Jul 26, 2010 21:46
I wasn't sure what I was going to say about my illness, but what the hell it isn't a secret and I'm feeling good at the moment, with a decent chance to make a full recovery. On the 27th April, less than a week after my fiftieth birthday I went to the gym at 6:30am. I hadn't been feeling great and wanted to clear my head. I had a good work-out lasting 40 minutes and got ready to go to work. A couple of minutes after I left the gym carpark, I felt as if someone had suddenly hit me in the chest with a sledgehammer. I started to double over in the car, but since the local hospital was in sight I steeled my and managed to keep going.
I made it through two sets of lights, at one stage thinkming I was going to pass out, and abandoned my car in the wee bay outside A&E. The one marked "No Parking" is huge white letters. I managed to struggle out the words "chest pains" to the receptionist and was taken through to the treatment area by a couple of nurses. One, a friendly blonde woman in her forties took charge instantly and had me wired up to an ECG in seconds. She guided the other guy, a younger man, through reading the printout, skillfully and very quickly as they picked up a couple of early signs of a heart attack.
Next I was presented to a young doctor, who flapped completely. She looked confused and scared and appeared to have very little idea what to do next. Within seconds she was gently eased out of the way by the senior nurse's elbows and a replacement summonded from another bay. The nurse then went on to tell the new doctor exactly what he had to do next through the medium of very leading questions or requests for confirmation. "Should we...?" or "did you want the ...... done now". Everything moved reallty quickly and efficiently under the control of this one nurse.
I was lucky, within ten minutes of the pain starting I had been given two doses of morphine and was on my third ECG. My wife was called and fifteen minutes later was standing beside me. ECG's were been taken at regular intervals, confirming the type of Heart Attack I was having, the signs were not distinct enough. After about twenty minutes I was asked about bleeding, they wanted to give me a drug which dissolved the blood clot which was blocking one of my arteries, but which carried with it the risk of stroke or internal bleeding.
I said yes and saw the bigest syrynge I have ever seen moving towards the tap they had fitted to my right arm. I had one injection of the drug and felt the pain subside, the reaction was instant, before the injection was over the oain had all but gone and I felt better.

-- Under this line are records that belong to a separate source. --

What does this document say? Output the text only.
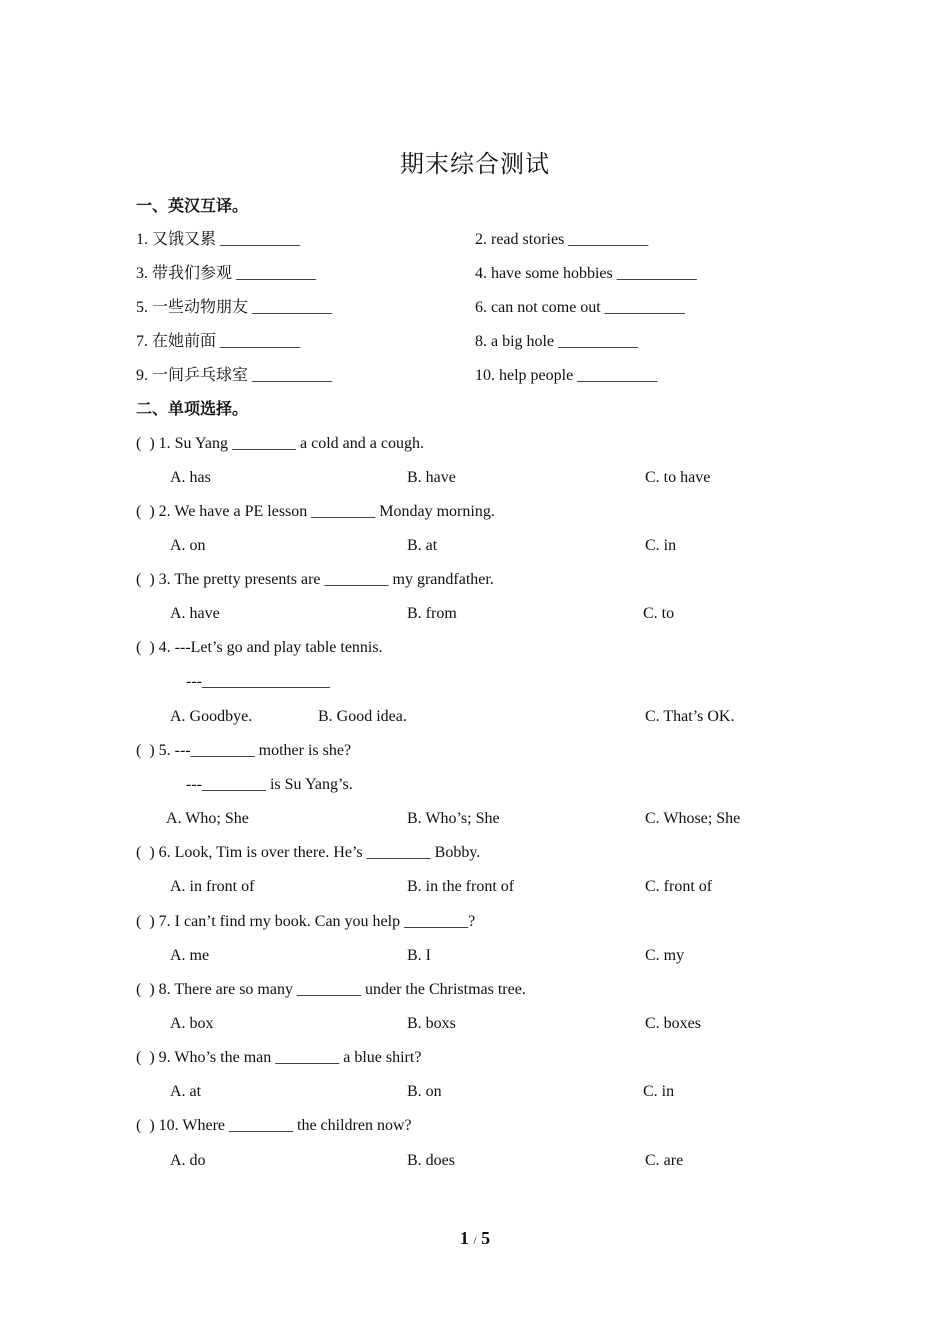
期末综合测试
一、英汉互译。
1. 又饿又累 __________	2. read stories __________
3. 带我们参观 __________	4. have some hobbies __________
5. 一些动物朋友 __________	6. can not come out __________
7. 在她前面 __________	8. a big hole __________
9. 一间乒乓球室 __________	10. help people __________
二、单项选择。
(  ) 1. Su Yang ________ a cold and a cough.
A. has	B. have	C. to have
(  ) 2. We have a PE lesson ________ Monday morning.
A. on	B. at	C. in
(  ) 3. The pretty presents are ________ my grandfather.
A. have	B. from	C. to
(  ) 4. ---Let’s go and play table tennis.
---________________
A. Goodbye.	B. Good idea.	C. That’s OK.
(  ) 5. ---________ mother is she?
---________ is Su Yang’s.
A. Who; She	B. Who’s; She	C. Whose; She
(  ) 6. Look, Tim is over there. He’s ________ Bobby.
A. in front of	B. in the front of	C. front of
(  ) 7. I can’t find rny book. Can you help ________?
A. me	B. I	C. my
(  ) 8. There are so many ________ under the Christmas tree.
A. box	B. boxs	C. boxes
(  ) 9. Who’s the man ________ a blue shirt?
A. at	B. on	C. in
(  ) 10. Where ________ the children now?
A. do	B. does	C. are
1 / 5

I was then wheeled up to the cardiac ward where I had three more gallons of liquid (thats what it felt like) pumped into me. Two of water and one more of the 'clotbuster drug'.

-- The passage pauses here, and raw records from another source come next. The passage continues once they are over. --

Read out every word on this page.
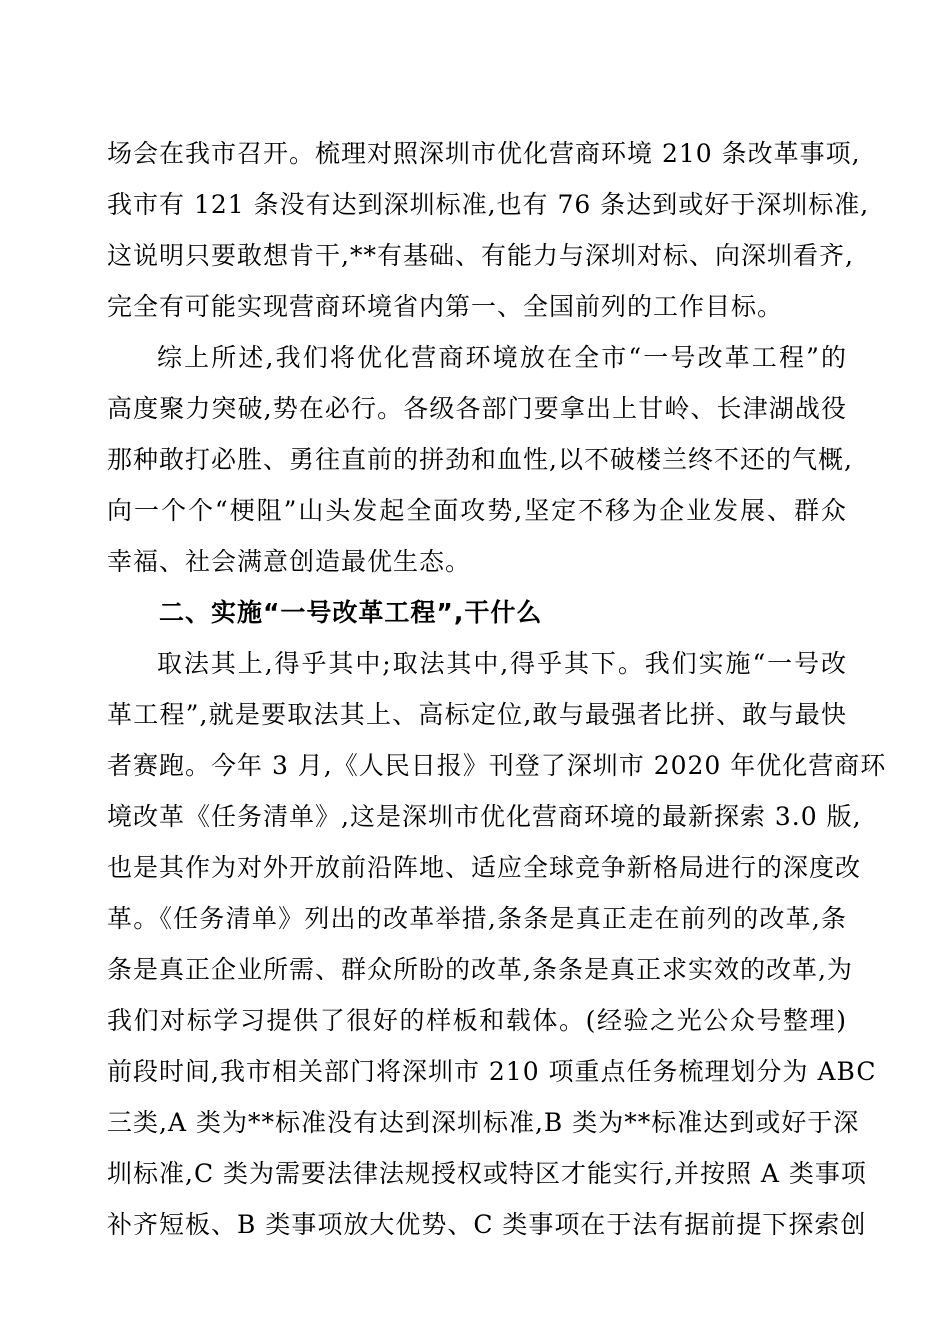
场会在我市召开。梳理对照深圳市优化营商环境 210 条改革事项,
我市有 121 条没有达到深圳标准,也有 76 条达到或好于深圳标准,
这说明只要敢想肯干,**有基础、有能力与深圳对标、向深圳看齐,
完全有可能实现营商环境省内第一、全国前列的工作目标。
综上所述,我们将优化营商环境放在全市“一号改革工程”的
高度聚力突破,势在必行。各级各部门要拿出上甘岭、长津湖战役
那种敢打必胜、勇往直前的拼劲和血性,以不破楼兰终不还的气概,
向一个个“梗阻”山头发起全面攻势,坚定不移为企业发展、群众
幸福、社会满意创造最优生态。
二、实施“一号改革工程”,干什么
取法其上,得乎其中;取法其中,得乎其下。我们实施“一号改
革工程”,就是要取法其上、高标定位,敢与最强者比拼、敢与最快
者赛跑。今年 3 月,《人民日报》刊登了深圳市 2020 年优化营商环
境改革《任务清单》,这是深圳市优化营商环境的最新探索 3.0 版,
也是其作为对外开放前沿阵地、适应全球竞争新格局进行的深度改
革。《任务清单》列出的改革举措,条条是真正走在前列的改革,条
条是真正企业所需、群众所盼的改革,条条是真正求实效的改革,为
我们对标学习提供了很好的样板和载体。(经验之光公众号整理)
前段时间,我市相关部门将深圳市 210 项重点任务梳理划分为 ABC
三类,A 类为**标准没有达到深圳标准,B 类为**标准达到或好于深
圳标准,C 类为需要法律法规授权或特区才能实行,并按照 A 类事项
补齐短板、B 类事项放大优势、C 类事项在于法有据前提下探索创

Treatment had been very quick, so the amount of damage to the heart had been minimised. My cholestoral reading was 3.95 the day I arrived in hospital and I'd lost about two stone in the year previous. But my family have a history of heart disease, with my father's brothers suffering heart attacks at arround my age. In those days the clot buster drugs were not available and the treatment I receved a few days later was also not available. Only my Dad and his eldest brother, both of whom had the treatment I've had, are still alive and going strong.

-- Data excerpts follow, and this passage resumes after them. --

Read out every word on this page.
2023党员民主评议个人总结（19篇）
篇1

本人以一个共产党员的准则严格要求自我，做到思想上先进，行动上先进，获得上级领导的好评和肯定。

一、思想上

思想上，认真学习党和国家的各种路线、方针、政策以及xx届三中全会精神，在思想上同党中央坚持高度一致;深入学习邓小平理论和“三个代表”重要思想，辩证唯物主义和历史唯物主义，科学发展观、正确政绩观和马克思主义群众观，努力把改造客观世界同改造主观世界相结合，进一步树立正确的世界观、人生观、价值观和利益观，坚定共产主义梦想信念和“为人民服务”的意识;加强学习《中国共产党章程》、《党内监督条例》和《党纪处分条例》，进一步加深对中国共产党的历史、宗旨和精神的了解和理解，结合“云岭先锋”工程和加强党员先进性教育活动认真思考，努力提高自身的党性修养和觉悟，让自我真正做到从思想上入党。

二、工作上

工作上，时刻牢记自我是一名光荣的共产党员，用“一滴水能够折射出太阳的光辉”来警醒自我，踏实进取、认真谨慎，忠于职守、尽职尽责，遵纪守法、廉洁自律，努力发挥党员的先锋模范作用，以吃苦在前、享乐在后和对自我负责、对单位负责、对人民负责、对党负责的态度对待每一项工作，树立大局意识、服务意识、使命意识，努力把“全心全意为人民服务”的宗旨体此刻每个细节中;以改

It was probably the morphine and the beta blockers they gave me in hospital, but I wasn't depressed or worried while I was in the ward, rather I was more calm and relaxed than i've been for years.
I do remember hearing one term that I didn't quite understand. By the time the consultant arrived in A&E everything had been done but I did hear him say to the doctor who faffed when I first arrived that I'd had a barndoor infarction. I later discovered that this wasn't a particular type of attack, but rather his way of pointing out to this doctor that it was obvious what was happening to me and that faffing was not aceptable.